Но Афонька лишь отмахивался от предостережений, как от навозной мухи. А ведь брат-товарищ как в воду глядел! Всё дальнейшее жизненное действо как раз через бабу и проистекло. Через гарную дивчину Стешку, до того спелую да грудастую, что Афоня прикипел к ней намертво словно чирей к причинному месту, хотя назвать эту присуху плотскою любовию было бы срамотно. Ни душевного томления, ни подлунного воздыхания, а сплошной телесный колотун, чтобы поскорее опростаться от напруги во членах без лишних разговоров и клятвенных уверений. Да и Стешка не отставала! С одного бока на другой — и начинай всё сначала. Хорошо не каждую ночь, а то бы поистёрся и пообтрепался с овечий хвост. Так-то всё и произошло с бабьим-то участием, как друг наворожил, только вовсе наоборот. Не на погибель Афонькину, а во спасение.
Дело было в том, что о новой банде Егория Прокудина власти знали, чуть ли не каждого очередника в кандальники приметили, но словить на месте преступления не могли. Слух к скорбному делу не приладишь. Тем более, атаман был сметлив и умён по-своему. К примеру, дружбу водил, хоть и с мелкой, но полицейской сошкой, и главное — по два раза на одном месте следа не оставлял, если даже в один приём весь сусек не выскребал, а почти всякую новую воровскую забаву вершил другим манером. Если сегодня грабили насиженную в неделю лавку, то назавтра потрошили денежный поезд в четвёрку лошадей. Тем и процветали без серьёзного разбора с властями и их стражниками.

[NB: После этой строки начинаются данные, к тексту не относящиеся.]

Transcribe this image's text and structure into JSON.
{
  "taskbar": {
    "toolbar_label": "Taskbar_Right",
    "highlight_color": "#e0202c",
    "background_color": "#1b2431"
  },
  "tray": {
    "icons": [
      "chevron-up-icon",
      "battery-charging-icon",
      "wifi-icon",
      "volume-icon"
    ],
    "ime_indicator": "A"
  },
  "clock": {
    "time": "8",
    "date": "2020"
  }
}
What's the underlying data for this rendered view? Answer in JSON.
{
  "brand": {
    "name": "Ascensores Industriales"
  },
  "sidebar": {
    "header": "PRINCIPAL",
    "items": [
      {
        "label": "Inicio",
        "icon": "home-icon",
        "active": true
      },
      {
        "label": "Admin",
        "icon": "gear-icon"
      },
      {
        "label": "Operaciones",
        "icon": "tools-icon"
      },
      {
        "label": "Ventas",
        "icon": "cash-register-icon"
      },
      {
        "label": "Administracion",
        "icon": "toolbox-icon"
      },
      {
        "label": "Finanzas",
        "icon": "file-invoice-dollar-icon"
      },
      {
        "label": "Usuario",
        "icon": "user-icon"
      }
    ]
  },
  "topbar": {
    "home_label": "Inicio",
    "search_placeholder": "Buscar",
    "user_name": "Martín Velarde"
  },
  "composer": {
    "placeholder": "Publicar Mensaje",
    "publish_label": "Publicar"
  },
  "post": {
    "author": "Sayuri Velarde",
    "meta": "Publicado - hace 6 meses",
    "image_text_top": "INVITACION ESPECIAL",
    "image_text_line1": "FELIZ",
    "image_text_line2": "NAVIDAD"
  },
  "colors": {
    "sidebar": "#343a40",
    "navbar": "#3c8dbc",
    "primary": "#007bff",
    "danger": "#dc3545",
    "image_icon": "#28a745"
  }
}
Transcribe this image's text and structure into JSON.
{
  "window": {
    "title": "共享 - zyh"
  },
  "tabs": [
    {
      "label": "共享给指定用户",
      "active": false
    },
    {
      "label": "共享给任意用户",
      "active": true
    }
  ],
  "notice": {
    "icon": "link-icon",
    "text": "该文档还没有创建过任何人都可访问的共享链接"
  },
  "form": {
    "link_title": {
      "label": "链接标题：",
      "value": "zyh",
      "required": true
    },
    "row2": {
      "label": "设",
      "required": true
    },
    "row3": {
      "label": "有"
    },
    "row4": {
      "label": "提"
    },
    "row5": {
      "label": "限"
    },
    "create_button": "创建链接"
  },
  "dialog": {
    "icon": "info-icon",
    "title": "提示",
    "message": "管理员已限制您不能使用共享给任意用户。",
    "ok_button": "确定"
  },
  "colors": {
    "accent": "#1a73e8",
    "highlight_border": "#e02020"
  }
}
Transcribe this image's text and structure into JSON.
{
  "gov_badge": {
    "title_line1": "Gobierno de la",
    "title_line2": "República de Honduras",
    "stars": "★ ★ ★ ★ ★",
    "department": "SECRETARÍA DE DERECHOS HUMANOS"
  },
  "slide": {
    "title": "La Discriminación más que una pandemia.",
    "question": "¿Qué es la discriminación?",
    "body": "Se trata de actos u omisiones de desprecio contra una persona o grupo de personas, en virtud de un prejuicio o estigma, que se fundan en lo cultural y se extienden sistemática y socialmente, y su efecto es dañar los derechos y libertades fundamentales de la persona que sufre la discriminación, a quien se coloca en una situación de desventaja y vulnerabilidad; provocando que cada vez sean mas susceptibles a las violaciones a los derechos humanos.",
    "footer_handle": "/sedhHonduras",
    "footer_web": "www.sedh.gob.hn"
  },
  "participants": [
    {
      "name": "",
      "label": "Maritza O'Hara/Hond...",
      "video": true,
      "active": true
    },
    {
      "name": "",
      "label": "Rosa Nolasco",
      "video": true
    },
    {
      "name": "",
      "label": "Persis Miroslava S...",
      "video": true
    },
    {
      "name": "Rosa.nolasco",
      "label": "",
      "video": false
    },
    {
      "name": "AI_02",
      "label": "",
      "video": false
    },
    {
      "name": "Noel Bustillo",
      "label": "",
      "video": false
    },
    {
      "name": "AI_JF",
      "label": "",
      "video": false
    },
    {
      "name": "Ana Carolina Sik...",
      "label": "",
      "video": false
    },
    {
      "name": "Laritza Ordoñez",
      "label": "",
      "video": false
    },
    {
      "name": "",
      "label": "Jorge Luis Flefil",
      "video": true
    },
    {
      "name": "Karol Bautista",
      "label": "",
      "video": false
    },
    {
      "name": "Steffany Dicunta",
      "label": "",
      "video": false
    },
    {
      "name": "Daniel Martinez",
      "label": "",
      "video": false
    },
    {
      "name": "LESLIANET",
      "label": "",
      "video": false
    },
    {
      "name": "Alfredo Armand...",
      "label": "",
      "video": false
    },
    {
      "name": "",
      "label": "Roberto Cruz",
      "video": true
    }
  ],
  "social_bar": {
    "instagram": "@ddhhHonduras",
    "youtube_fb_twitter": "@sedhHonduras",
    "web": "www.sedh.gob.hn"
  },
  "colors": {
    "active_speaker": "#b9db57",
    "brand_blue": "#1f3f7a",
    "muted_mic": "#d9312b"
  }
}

На этот раз легчили от избытков поместье судейского чинодрала посадника Гаврилы Вострикова, что в десяти верстах от Киева по Варшавскому тракту. Всё было обставлено на широкую ногу, так как куш был на полгода безделья всей шайке. Каждый знал свой манёвр, а потому не только ножички супротив охраны имелись, но и пара-тройка пистолей смертного боя. Всю диспозицию Перегуд с отделёнными неделю мозговал, чтоб каждый шаг предвидеть, каждую копейку учесть. Вот тут-то Афоня и должен был весь свой учёный багаж вытряхнуть и с уменьем применить. Ведь по доносам прикормленной заранее прислуги посадника, этот судейский чин держал в тайне и векселя, и дарственные, и другие закладные бумаги чуть ли не четверти всех горожан и поместных. Поэтому бывший бурсак и должен был определить сходу ценность бумаг, чтобы зряшной бухгалтерией при отступлении не обременять весь отряд. И Афоня с радостью обещал с бумажной волокитой скороспело разобраться, тем более, что помнил ещё отцовскую и дедову бумажную грамоту. А посему, как бесценный золотник, Афонька был отряжён таиться в укромном месте, вперёд не высовываться, под пули не лезть, если охрана вооружение применять станет. А должен был грамотей отираться возле крыльца у стены, в тиши и сумраке, сторожко ожидаючи призыва на свою работу. Человек по пять обочь краёв дороги к поместью осторожный Перегуд выставил, чтоб перекликались условным знаком, если вдруг конные, паче чаяний нагрянут, а лбов восемь, самых способных, на приступ пустил. И сам во главе, как фельдмаршал войскового беспредела. Афоня, как и было уговорено, затаился перед крыльцом в жасминном кусту, как певчий соловей или змей подколодный. Тут с какой стороны поглядеть на эту смелую затею. С одной стороны, так беззаконный произвол в отношении подзаконного чина, а с другой — сколько нашего брата безвинно по каторгам в железах стонет от судейского же произвола? Вон, заместо смертной казни за разбой ввели отсекновение членов, распятие на стене, отрезание ушей вместе с правой рукой или левой ногой. Полное беззаконие в судопроизводстве и повсеместный чиновный произвол!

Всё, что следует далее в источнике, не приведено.